Trace a request through the stack. The client posts a chat completion request to the gateway. TLS terminates, the JWT is verified, and the request is annotated with a tenant ID and a tier. The router picks a region — the one closest to the user, with capacity, running the requested model — and forwards the request.

Admission control examines the current backlog. If p99 latency SLO has 40% budget remaining, the request is admitted. It is enqueued for the iteration scheduler with priority derived from the tenant tier and the request deadline.

On the next iteration, the scheduler looks at the mix of pending prefills and ongoing decodes. It grabs the request from the queue, splits its 4,000-token prompt into 512-token prefill chunks, and interleaves those chunks with the ongoing decode batch. This is "chunked prefill," the Sarathi-Serve trick that keeps a large prompt from monopolizing GPU time and starving concurrent decodes.

The prefill chunks flow through the model. Attention reads tokens from the prompt, produces K and V tensors, and writes them into paged blocks in the KV cache. The block table records where each block lives so the decode step can find them. The last chunk produces the first output token and the request transitions from prefill to decode.
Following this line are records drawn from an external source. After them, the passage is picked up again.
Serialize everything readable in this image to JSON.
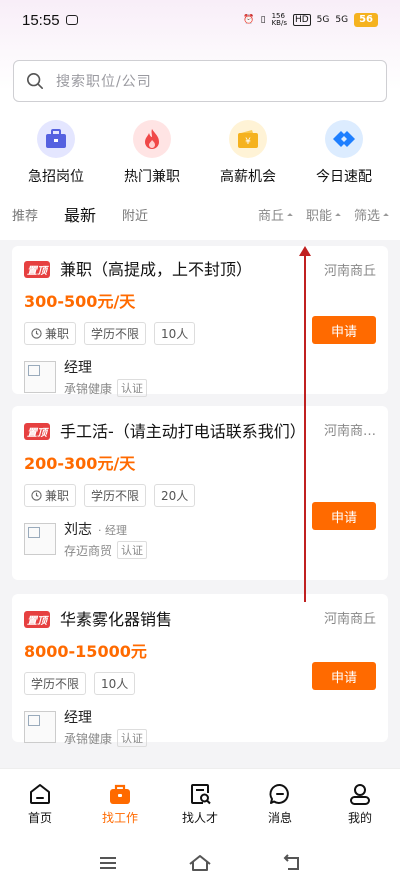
{
  "status": {
    "time": "15:55",
    "battery": "56",
    "net_speed": "156\nKB/s",
    "sim1": "5G",
    "sim2": "5G"
  },
  "search": {
    "placeholder": "搜索职位/公司"
  },
  "categories": [
    {
      "label": "急招岗位",
      "icon": "briefcase-icon",
      "bg": "#e4e6ff",
      "color": "#5561e0"
    },
    {
      "label": "热门兼职",
      "icon": "flame-icon",
      "bg": "#ffe4e4",
      "color": "#f04848"
    },
    {
      "label": "高薪机会",
      "icon": "yen-wallet-icon",
      "bg": "#fff3d6",
      "color": "#f5b21f"
    },
    {
      "label": "今日速配",
      "icon": "match-icon",
      "bg": "#dcecff",
      "color": "#1e7fff"
    }
  ],
  "tabs": [
    "推荐",
    "最新",
    "附近"
  ],
  "filters": [
    "商丘",
    "职能",
    "筛选"
  ],
  "jobs": [
    {
      "pin": "置顶",
      "title": "兼职（高提成，上不封顶）",
      "location": "河南商丘",
      "salary": "300-500元/天",
      "tags": [
        "兼职",
        "学历不限",
        "10人"
      ],
      "apply": "申请",
      "poster_name": "经理",
      "poster_role": "",
      "company": "承锦健康",
      "verified": "认证"
    },
    {
      "pin": "置顶",
      "title": "手工活-（请主动打电话联系我们）",
      "location": "河南商…",
      "salary": "200-300元/天",
      "tags": [
        "兼职",
        "学历不限",
        "20人"
      ],
      "apply": "申请",
      "poster_name": "刘志",
      "poster_role": "· 经理",
      "company": "存迈商贸",
      "verified": "认证"
    },
    {
      "pin": "置顶",
      "title": "华素雾化器销售",
      "location": "河南商丘",
      "salary": "8000-15000元",
      "tags": [
        "学历不限",
        "10人"
      ],
      "apply": "申请",
      "poster_name": "经理",
      "poster_role": "",
      "company": "承锦健康",
      "verified": "认证"
    }
  ],
  "nav": [
    {
      "label": "首页",
      "icon": "home-icon"
    },
    {
      "label": "找工作",
      "icon": "job-bag-icon",
      "active": true
    },
    {
      "label": "找人才",
      "icon": "talent-search-icon"
    },
    {
      "label": "消息",
      "icon": "message-icon"
    },
    {
      "label": "我的",
      "icon": "profile-icon"
    }
  ],
  "colors": {
    "accent": "#ff6a00",
    "pin": "#e64040"
  }
}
Each subsequent decode step reads the entire cached K/V state for this request, plus intermingled other requests, produces one new token, and appends new K/V entries. The output token is streamed back through the gateway to the client as an SSE event within ~30 ms of generation. This continues until the model emits an end-of-turn token or the max-tokens limit is hit.

All of this coordination — thousands of requests, tens of thousands of forward passes, terabytes of KV data movement — happens per GPU per second. NCCL orchestrates the collectives that hold the tensor-parallel shards in sync. When it works, it is invisible. When it does not, everything gets slow at once.